L'histoire ne s'arrête cependant pas là : plus ou moins sorti de sa dépression, juste avant d'entrer en studio Wolf est tombé amoureux et décide qu'il doit intégrer cet épisode-là aussi dans ce qui devient un ambitieux projet d'autoportrait musical. Tellement ambitieux, en fait, qu'il se rend bientôt compte qu'il a écrit de quoi enregistrer deux albums pour un diptyque dont la suite The Conqueror sortira l'an prochain (à moins que Wolf ne se fasse larguer, auquel cas dieu sait ce qui pourrait arriver). The Bachelor, pour ceux qui ne regardent pas M6, ça veut dire "le célibataire", bien sûr, et ce premier album reste plutôt centré sur la politique et la dépression, le happy end amoureux de Wolf n'étant évoqué qu'en passant vers la fin, comme un teaser pour la suite.

Cette genèse complexe aurait pu faire de l'album un fatras désordonné et prétentieux, elle fait heureusement de The Bachelor le meilleur album de Patrick Wolf. Il a, en effet, toujours été un accro au drame, voire au mélodrame, et cette situation personnelle précaire et complexe est un matériau parfait pour lui. Un véritable égocentrique ne se contente pas longtemps des mythes et autres histoires qui ne parlent pas de lui.
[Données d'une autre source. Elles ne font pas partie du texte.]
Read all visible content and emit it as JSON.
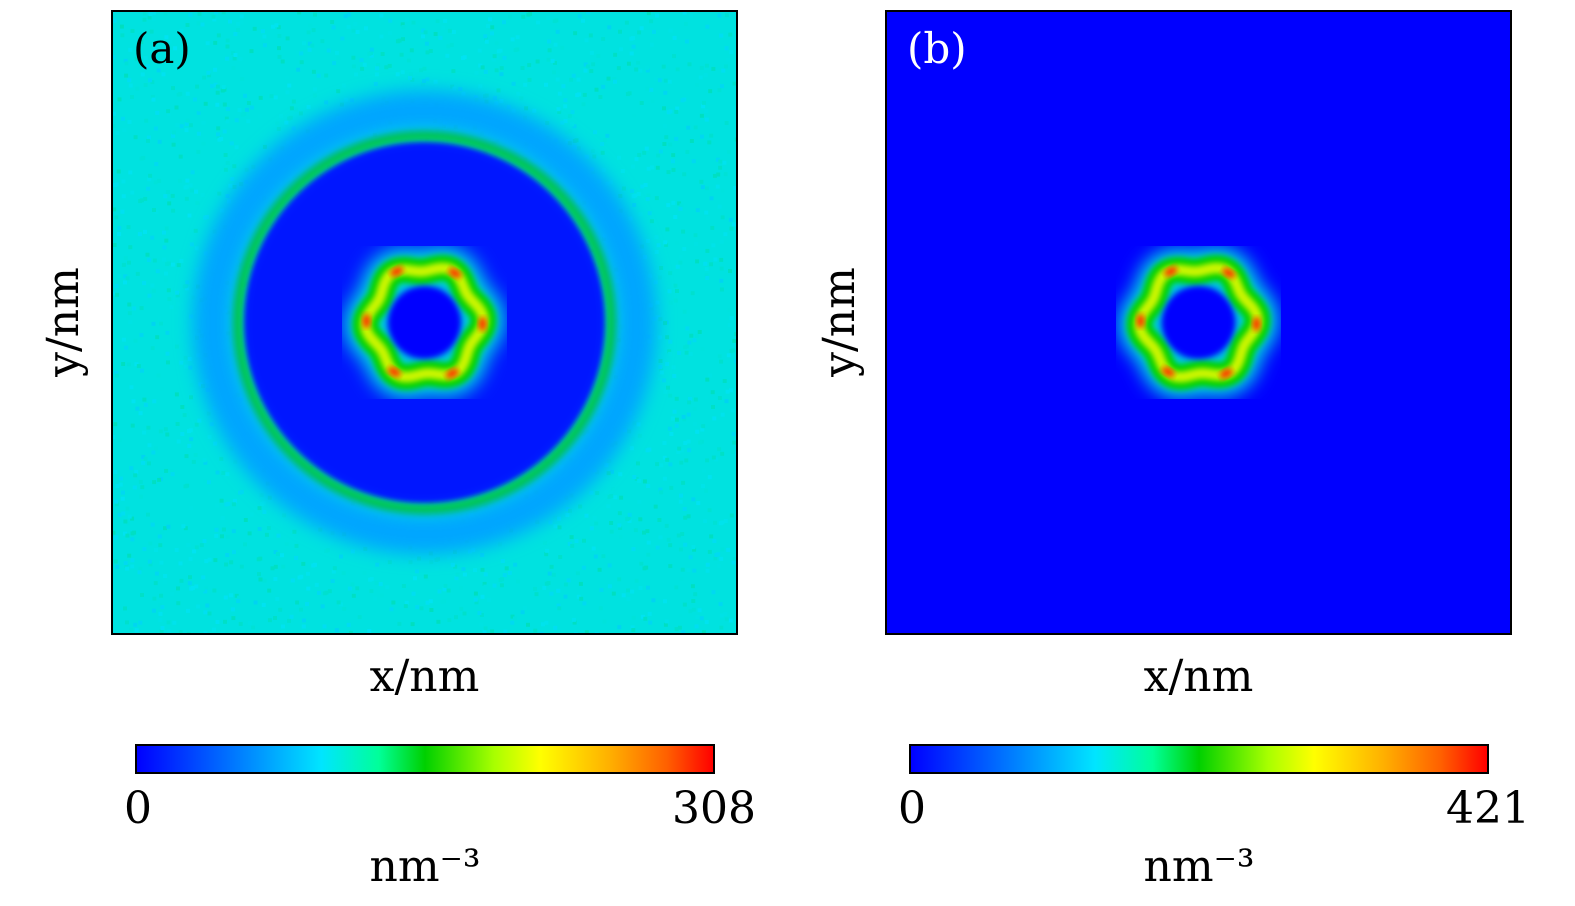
{
  "chart_data": [
    {
      "type": "heatmap",
      "panel_label": "(a)",
      "xlabel": "x/nm",
      "ylabel": "y/nm",
      "colorbar": {
        "min": "0",
        "max": "308",
        "unit": "nm⁻³"
      },
      "colormap": [
        "#0000ff",
        "#00e5ff",
        "#00d000",
        "#ffff00",
        "#ff0000"
      ],
      "background_value": 0.28,
      "features": [
        {
          "kind": "hexagonal-ring",
          "center_value": 0.0,
          "ring_value": 0.7,
          "peaks": 6,
          "peak_value": 0.95
        },
        {
          "kind": "circular-shell",
          "value": 0.48
        },
        {
          "kind": "depletion-shell",
          "value": 0.18
        }
      ]
    },
    {
      "type": "heatmap",
      "panel_label": "(b)",
      "xlabel": "x/nm",
      "ylabel": "y/nm",
      "colorbar": {
        "min": "0",
        "max": "421",
        "unit": "nm⁻³"
      },
      "colormap": [
        "#0000ff",
        "#00e5ff",
        "#00d000",
        "#ffff00",
        "#ff0000"
      ],
      "background_value": 0.0,
      "features": [
        {
          "kind": "hexagonal-ring",
          "center_value": 0.0,
          "ring_value": 0.7,
          "peaks": 6,
          "peak_value": 0.95
        }
      ]
    }
  ]
}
Wolf a besoin de vivre des situations à la hauteur de ses ambitions musicales, et celles si passent à la fois par l'électro, la musique irlandaise, la pop de Kate Bush et la chanson baroque de Scott Walker. Aussi haute soit son opinion de lui même, Wolf a tout de même eu l'intelligence de faire appel à de prestigieux collaborateurs : Alec Empire, Eliza Carthy, Matthew Herbert et l'actrice Tilda Swinton apparaissent tous sur le disque.

Certes, Wolf trébuche à plusieurs occasions sur son propre égo : "Who Will" est plus démago que les plus sirupeux moments de Coldplay, "Battle" est une improbable aventure sur le terrain de Muse et sur "Damaris" ou "The Sun Is Often Out" les chœurs semblent une résolution facile et systématique à des chansons que Wolf ne sait plus comment finir. C’est sans doute le prix à payer quand on admire un personnage aussi imbu de lui-même. Heureusement, la corbeille est toujours là.